Antigen typing based on whole-genome sequencing (WGS) can enable more precise matching of blood transfusions, according to a study published online May 17 in The Lance Haematology. The authors say the 99 percent accuracy of their method, based on WGS and a validated computer algorithm, holds the potential to improve transfusion outcomes and transform the practice of transfusion medicine.

Most people know their A, B, AB and O (ABO) blood types, but there are more than 300 other red blood cell (RBC) antigens and 33 platelet antigens. Receiving a blood transfusion with non-matched antigens can trigger an immune response and lead to potentially deadly complications, particularly in patients needing multiple transfusions.

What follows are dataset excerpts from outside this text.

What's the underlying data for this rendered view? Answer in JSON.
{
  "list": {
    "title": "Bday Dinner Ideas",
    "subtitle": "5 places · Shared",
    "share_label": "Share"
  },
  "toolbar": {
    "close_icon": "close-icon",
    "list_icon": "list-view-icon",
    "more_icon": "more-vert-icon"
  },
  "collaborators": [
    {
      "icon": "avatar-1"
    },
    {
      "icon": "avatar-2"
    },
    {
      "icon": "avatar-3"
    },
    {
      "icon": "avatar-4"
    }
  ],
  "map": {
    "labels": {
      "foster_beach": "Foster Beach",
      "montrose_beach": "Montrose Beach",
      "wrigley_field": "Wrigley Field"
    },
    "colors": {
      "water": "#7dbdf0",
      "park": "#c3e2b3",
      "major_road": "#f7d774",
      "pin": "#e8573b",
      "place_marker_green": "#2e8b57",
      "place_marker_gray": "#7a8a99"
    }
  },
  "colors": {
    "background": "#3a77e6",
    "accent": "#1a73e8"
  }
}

“Blood transfusion complications are common in patients needing chronic transfusion, but with current technology it is not cost effective to do blood typing for all antigens,” said lead study author William Lane, M.D., Ph.D., director of clinical laboratory informatics at Brigham and Women’s Hospital, in a statement. “But the algorithm we have developed can be applied to type everyone for all relevant blood groups at a low cost once sequencing is obtained.”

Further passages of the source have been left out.